Monograms provides travelers access to a Local Host®, so you will have someone on hand to answer those vacation questions pertaining to Hong Kong. No waiting in line at the concierge desk or trying to ask your waitress at breakfast directions to the shopping district. Simply ask your Local Host® about Hong Kong and you'll be on your way in no time. Plus, your Local Host® will share local Hong Kong insights and share suggestions for getting off the beaten path, leaving you more time to create lasting vacation memories that are yours alone.
Meet a Local Host®
My Name is Lyona. It's my pleasure to welcome you to my home city and I look forward to sharing my knowledge with you so you get the most out of your stay. I have worked with Monograms for many years and with over 32 years of guiding experience I know all the hot spots in Hong Kong.
Temple of Ten Thousand Buddha’s
The name isn’t entirely accurate—there are closer to 13,000 Buddha statues in the temple, as well as countless, larger ones lining the steps to the temple. They come in all shapes, sizes, and sorts—with one even riding a giant blue dog. There’s also a lovely 9-story pagoda beside the temple.
Luk Yu Tea House
A dim sum restaurant serves a wide variety—often dozens—of small dishes and Luk Yu Tea House is perhaps the best place to dive in. Dumplings of all sorts are a typical dim sum offering, as are rice rolls, steamed meatballs and vegetables, spring rolls, and sweets. Try as many types as your appetite will allow, including something unusual.
Hong Kong Heritage Museum
The largest museum in the city, this is a wonderful place to learn about the cultural history of China. Visitor favorites include the colorful costumes of the Cantonese Opera Heritage Hall and the sculptures and early art of the T. T. Tsui Gallery.
Yuen Po Street Bird Garden
The gathering place for all things bird, you don’t have to be an ornithologist to enjoy a look around the Yuen Po Street Bird Garden. There are dozens of markets selling birds, cages of mahogany and teak, and bird feed. You can watch as purveyors use chopsticks to feed crickets and nectar to their birds. Or sit back and listen to the songs from the birds brought by the proud owners who are there just to hang out.
Kowloon Walled City Park
Immerse yourself in this park to get a piece of history and a taste of modern life at the same time. Once an imperial walled city, Kowloon contains many relics from those days as well as attractive gardens and pavilions in its eight sections. Rise early and you might get to see city elders practicing tai chi here.
Tsim Sha Tsui Waterfront
There are numerous museums in the district, as well as Hong Kong’s famous Clock Tower, but the real reason to venture here is to see the city skyline. The lights and skyscrapers are on full display from Tsim Sha Tsui. As a bonus, the city puts on a laser-light show each night at 8 pm.

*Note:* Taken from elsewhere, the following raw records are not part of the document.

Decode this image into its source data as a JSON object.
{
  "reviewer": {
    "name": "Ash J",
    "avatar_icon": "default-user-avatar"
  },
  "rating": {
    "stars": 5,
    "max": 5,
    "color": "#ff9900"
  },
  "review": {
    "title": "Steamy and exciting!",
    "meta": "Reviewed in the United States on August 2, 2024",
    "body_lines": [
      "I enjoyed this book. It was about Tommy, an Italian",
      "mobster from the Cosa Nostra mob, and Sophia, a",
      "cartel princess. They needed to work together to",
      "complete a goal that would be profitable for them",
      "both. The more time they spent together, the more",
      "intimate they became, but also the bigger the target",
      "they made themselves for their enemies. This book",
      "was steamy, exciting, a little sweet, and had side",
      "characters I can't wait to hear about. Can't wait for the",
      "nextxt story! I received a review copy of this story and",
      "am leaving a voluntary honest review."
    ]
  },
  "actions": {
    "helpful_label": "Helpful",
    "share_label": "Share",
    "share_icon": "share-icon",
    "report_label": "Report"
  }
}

You may not want to step on stage, but you can have fun listening to the younger crowd getting their karaoke fix. You’ll hear hip hop in the front room when you enter, so step into the back for the karaoke. This is a popular spot for locals.
East End Brewery
With dozens of beers on tap, you can sample a couple of local brews or perhaps find an old favorite from home or around the world. You’ll also find Wi-Fi access and American cuisine—in case you’re feeling a little homesick.
Lam Tsuen Wishing Tree
The name is a bit misleading, as people may no longer throw their “wish-paper” streamers into the tree. However, the home of the Lam Tsuen tree is still popular due to its history of inspiring people to literally lay out their dreams. You can now buy wish papers from vendors, write on them, and tie them to a rack at the site. There are also fortune-tellers nearby.
Temple Street Night Market
This bustling night market is open from 4 pm to midnight daily. Here you can find all types of bargains including casual clothes and curios. You'll also often see fortune-tellers and professional Chinese chess players. The market really picks up after 7 pm.